また、上限値Xosをパワーローラ9の機構上の可動範囲以下の値に設定した場合には、パワーローラ9の変位に伴って動作する部品同士の干渉、例えば前記ピストン18の干渉を回避することができる。その結果、無段変速機の耐久性や変速制御性の低下を防止もしくは抑制できる。
ここで上述した具体例とこの発明との関係を簡単に説明すると、図1に示すステップS2およびステップS3の機能的手段が、この発明の目標変位量制限手段に相当する。

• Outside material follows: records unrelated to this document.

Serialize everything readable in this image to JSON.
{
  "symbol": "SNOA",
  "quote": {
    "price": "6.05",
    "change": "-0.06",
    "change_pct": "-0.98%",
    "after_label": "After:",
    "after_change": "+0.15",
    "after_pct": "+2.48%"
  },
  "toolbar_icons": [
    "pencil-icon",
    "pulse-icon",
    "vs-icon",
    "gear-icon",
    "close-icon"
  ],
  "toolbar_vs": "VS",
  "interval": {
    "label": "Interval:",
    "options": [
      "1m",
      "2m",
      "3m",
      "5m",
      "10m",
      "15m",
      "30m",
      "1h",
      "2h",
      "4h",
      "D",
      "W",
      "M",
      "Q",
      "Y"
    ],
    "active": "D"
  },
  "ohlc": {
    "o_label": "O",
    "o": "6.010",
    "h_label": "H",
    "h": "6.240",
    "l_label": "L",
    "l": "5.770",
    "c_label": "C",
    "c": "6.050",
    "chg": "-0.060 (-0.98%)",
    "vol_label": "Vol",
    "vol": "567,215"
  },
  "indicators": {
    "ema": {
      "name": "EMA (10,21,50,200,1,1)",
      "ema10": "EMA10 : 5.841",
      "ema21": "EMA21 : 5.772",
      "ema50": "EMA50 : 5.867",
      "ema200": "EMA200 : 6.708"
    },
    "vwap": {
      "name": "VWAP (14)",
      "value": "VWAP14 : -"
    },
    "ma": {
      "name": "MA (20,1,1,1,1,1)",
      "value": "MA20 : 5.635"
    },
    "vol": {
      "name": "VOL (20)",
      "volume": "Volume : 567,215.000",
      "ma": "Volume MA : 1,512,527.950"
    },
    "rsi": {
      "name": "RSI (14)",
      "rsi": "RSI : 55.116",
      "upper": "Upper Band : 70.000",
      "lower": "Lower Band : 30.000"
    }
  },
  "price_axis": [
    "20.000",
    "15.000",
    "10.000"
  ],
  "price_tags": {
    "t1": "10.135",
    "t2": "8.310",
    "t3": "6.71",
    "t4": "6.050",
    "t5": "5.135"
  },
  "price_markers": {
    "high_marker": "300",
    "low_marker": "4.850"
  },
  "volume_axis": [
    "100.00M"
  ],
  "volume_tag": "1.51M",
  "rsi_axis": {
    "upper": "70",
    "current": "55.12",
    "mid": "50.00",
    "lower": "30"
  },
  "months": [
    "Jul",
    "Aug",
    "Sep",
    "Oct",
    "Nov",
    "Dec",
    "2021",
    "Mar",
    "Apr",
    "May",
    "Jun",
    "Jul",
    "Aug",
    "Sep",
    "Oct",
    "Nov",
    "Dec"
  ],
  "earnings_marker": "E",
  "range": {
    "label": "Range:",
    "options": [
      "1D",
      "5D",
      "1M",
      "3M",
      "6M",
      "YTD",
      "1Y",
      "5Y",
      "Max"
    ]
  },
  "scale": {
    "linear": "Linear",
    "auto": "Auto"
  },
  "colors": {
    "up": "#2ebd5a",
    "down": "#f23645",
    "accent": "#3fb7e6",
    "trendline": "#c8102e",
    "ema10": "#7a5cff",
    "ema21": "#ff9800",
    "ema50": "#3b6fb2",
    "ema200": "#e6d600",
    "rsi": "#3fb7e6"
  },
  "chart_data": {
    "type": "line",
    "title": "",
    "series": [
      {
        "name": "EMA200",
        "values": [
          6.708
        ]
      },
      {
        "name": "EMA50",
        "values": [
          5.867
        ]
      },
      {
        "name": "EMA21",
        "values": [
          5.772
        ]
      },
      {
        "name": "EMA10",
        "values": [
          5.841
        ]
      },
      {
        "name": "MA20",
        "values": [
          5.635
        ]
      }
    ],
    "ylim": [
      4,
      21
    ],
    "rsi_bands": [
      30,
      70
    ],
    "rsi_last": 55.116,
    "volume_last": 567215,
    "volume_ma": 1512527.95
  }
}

この発明に係る変速制御装置で実行される目標変位量の制限制御の一例を説明するためのフローチャートである。 パワーローラと傾転力係数との関係を模式的に示す線図である。 この発明で対象とするトロイダル型無段変速機の一例を模式的に示す図である。 そのトロイダル型無段変速機の一方のキャビティを、その中央部を通る平面で切断した状態を示す模式的な断面図である。 この発明に係る変速装置による基本的な変速制御の一例を説明するための制御ブロック図である。
符号の説明
1…入力ディスク、 2…出力ディスク、 3…出力ギヤ、 4…入力軸、 9…パワーローラ、 10…トラニオン、 12…トラニオン軸、 17…油圧シリンダ、 19…電磁弁、 28…ストロークセンサ、 29…傾転角センサ、 32…電子制御装置(ECU)。

Claims (4)

  1. 一対のディスクの間に挟み付けられたパワーローラが保持部材によって回転自在に保持され、変速要求に基づく目標変位量に応じてそのパワーローラを保持部材と共に変位させることによりパワーローラを傾転させて変速を実行するトロイダル型無段変速機の変速制御装置において、
    前記目標変位量を制限する目標変位量制限手段を備えていることを特徴とするトロイダル型無段変速機の変速制御装置。
  2. 前記目標変位量制限手段は、前記パワーローラに傾転力が生じない中立位置からの変位量の上限を規定する手段を含むことを特徴とする請求項1に記載のトロイダル型無段変速機の変速制御装置。
  3. 前記目標変位量制限手段は、前記変速要求に基づいて求まる目標変位量が、予め定めた上限値を超える場合に、その上限値を目標変位量とする手段を含むことを特徴とする請求項1または2に記載のトロイダル型無段変速機の変速制御装置。
  4. 前記目標変位量制限手段は、前記目標変位量を前記パワーローラが変位可能な変位量以下に規制する手段を含むことを特徴とする請求項1ないし3のいずれかに記載のトロイダル型無段変速機の変速制御装置。